With DuPont Backing, Nanocomp Scales Up CNT Materials

By Graham Warwick
Source: Aviation Week & Space Technology
September 03, 2012
Credit: NANOCOMP TECHNOLOGIES

Graham Warwick

Instead of throwing away those credit-card applications that arrive in the mail, Peter Antoinette filled them all out as he and his co-founders struggled to get Nanocomp Technologies and its carbon-nanotube fiber technology off the ground in the early 2000s. It is a story any entrepreneur can tell, and President and CEO Antoinette can now joke about Nanocomp's shaky origins as the company enters its latest and largest round of fund-raising backed by a financial and strategic relationship with chemicals and materials giant DuPont.

Carbon nanotubes (CNT) offer extraordinary electrical and thermal conductivity, but were previously available only in powder form, making it challenging to use them in aerospace. Concord, N.H.-based Nanocomp is the first to grow millimeter-long CNTs and use them to produce lightweight, conductive sheets, tapes and wires—product forms with which aerospace is familiar.

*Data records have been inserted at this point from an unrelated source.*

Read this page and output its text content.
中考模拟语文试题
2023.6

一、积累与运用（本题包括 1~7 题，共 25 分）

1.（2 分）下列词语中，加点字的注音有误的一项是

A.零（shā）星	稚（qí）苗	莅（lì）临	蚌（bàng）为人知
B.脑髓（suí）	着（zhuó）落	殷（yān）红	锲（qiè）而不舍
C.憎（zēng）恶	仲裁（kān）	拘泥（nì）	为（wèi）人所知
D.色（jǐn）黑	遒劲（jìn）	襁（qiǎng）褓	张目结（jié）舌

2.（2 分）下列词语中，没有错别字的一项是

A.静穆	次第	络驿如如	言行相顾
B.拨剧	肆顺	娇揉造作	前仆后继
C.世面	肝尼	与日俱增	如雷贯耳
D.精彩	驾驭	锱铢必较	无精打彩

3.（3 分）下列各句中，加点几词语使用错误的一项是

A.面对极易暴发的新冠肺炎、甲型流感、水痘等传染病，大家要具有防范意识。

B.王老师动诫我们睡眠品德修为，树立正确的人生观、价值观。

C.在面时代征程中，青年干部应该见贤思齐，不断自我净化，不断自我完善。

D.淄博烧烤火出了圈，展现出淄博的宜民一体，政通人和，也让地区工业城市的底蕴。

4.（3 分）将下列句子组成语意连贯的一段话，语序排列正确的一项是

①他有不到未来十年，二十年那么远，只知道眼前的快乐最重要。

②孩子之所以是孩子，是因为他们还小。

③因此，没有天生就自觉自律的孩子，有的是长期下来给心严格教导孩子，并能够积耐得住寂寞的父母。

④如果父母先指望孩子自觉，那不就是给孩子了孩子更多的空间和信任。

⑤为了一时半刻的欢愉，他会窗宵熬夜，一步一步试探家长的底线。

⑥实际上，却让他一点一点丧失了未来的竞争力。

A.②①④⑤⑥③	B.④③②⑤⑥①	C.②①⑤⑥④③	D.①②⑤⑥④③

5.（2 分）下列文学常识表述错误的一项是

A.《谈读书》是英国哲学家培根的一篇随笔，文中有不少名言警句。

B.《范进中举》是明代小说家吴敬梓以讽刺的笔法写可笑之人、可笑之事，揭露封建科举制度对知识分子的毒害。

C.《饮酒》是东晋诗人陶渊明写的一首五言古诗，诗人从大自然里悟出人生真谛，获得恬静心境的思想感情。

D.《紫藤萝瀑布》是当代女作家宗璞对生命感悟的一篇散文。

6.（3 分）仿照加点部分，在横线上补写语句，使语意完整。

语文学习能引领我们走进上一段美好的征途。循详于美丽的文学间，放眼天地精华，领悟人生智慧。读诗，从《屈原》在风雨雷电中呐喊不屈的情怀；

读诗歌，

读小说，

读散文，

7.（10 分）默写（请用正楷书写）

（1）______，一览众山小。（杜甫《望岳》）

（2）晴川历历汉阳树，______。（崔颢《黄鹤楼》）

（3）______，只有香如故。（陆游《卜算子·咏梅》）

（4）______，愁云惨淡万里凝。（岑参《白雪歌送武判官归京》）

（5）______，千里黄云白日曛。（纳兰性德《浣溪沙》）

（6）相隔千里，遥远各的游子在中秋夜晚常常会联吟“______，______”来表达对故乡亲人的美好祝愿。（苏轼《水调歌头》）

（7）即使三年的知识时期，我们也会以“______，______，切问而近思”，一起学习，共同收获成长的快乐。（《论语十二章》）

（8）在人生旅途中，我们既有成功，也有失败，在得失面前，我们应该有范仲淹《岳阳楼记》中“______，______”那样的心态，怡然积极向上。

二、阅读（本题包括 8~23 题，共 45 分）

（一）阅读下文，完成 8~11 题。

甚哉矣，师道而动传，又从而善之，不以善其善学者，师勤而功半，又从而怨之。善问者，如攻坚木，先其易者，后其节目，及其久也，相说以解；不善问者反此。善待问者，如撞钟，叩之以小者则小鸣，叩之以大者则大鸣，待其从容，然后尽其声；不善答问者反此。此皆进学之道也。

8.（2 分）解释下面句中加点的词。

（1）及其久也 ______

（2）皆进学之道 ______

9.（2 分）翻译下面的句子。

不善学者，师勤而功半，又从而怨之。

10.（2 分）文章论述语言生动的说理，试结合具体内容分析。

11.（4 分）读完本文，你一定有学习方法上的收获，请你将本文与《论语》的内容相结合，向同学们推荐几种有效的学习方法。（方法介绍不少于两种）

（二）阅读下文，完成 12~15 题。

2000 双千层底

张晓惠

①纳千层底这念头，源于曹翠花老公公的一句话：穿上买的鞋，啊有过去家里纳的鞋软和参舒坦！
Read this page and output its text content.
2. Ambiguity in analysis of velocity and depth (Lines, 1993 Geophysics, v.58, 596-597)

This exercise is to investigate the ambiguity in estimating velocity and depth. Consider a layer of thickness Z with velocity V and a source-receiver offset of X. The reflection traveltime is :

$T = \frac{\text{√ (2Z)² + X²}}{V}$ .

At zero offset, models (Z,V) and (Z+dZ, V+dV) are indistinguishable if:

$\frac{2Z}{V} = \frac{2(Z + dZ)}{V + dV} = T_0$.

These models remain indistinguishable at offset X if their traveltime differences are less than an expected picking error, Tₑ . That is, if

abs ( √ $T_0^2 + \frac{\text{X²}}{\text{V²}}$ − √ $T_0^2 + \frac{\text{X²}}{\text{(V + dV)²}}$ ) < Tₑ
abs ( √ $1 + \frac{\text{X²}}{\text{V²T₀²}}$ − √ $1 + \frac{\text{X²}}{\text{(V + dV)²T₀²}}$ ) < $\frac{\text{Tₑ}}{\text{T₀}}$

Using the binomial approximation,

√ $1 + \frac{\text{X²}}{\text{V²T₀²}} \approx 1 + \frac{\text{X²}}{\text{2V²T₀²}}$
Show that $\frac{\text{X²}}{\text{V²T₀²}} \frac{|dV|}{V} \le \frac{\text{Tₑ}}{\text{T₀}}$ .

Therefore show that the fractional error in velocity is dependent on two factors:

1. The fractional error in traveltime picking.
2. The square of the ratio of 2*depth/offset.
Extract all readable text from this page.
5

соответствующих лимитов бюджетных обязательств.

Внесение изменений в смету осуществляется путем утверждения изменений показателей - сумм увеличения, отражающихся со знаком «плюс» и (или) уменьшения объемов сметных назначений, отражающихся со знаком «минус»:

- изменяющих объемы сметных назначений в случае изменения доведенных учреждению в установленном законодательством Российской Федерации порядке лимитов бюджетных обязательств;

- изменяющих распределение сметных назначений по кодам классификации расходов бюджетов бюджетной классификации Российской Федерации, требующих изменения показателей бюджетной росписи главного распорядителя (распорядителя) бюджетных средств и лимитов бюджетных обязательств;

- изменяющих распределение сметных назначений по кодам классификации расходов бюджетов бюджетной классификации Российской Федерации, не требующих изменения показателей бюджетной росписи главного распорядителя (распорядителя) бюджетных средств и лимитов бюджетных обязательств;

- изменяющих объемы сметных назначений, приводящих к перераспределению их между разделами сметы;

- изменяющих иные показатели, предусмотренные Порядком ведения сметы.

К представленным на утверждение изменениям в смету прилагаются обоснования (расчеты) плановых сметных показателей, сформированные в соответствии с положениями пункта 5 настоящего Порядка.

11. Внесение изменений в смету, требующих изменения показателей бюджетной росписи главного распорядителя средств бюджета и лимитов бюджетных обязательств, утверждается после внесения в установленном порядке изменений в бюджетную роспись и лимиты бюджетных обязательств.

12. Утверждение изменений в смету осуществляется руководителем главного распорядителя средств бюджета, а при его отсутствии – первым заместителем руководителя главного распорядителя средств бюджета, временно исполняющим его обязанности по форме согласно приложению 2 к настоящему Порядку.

“The initial idea was the brainchild of co-founder and chief technology officer David Lashmore when he was principal scientist for small incubator Synergy Innovations,” says Antoinette. “On a plane ride home he had an idea for how to make long CNTs.” Synergy spun off a company and hired Antoinette to provide entrepreneurial leadership.

Nanocomp's first breakthrough was a $100,000 contract from the Office of Naval Research. This was followed by a $2 million contract from the Army's Natick (Mass.) Soldier Systems Center, which Antoinette says required the fledgling company to learn rapidly how to draft a complete response to a Pentagon broad area announcement.

A couple of years later, at a defense nanotechnology conference in San Diego—which Antoinette describes as “speed dating, where the big primes were stuck talking to small companies”—Nanocomp caught the attention of Northrop Grumman and Lockheed Martin. “On a number of aerospace programs, we hit exactly what they wanted.” Through the primes, the company's CNT material has been used in spacecraft, including NASA's Jupiter probe Juno, to provide electrical and thermal protection at reduced weight.

“If you have a technology in the right place, at the right time, then you get to show you can deliver,” says Antoinette. While CNTs hold promise for dramatically improved materials “short tubes do not translate into macro properties, and are only modestly used. The product form is a powder and the aerospace industry doesn't work with powder, it works with wires and sheets,” he says.

“We came in with long tubes. They don't have the full properties of individual CNTs, but are enough of an improvement to make a difference. And we can produce wire, fiber, sheet and tape—forms the supply chain can use, which decreases the time it takes to adopt.”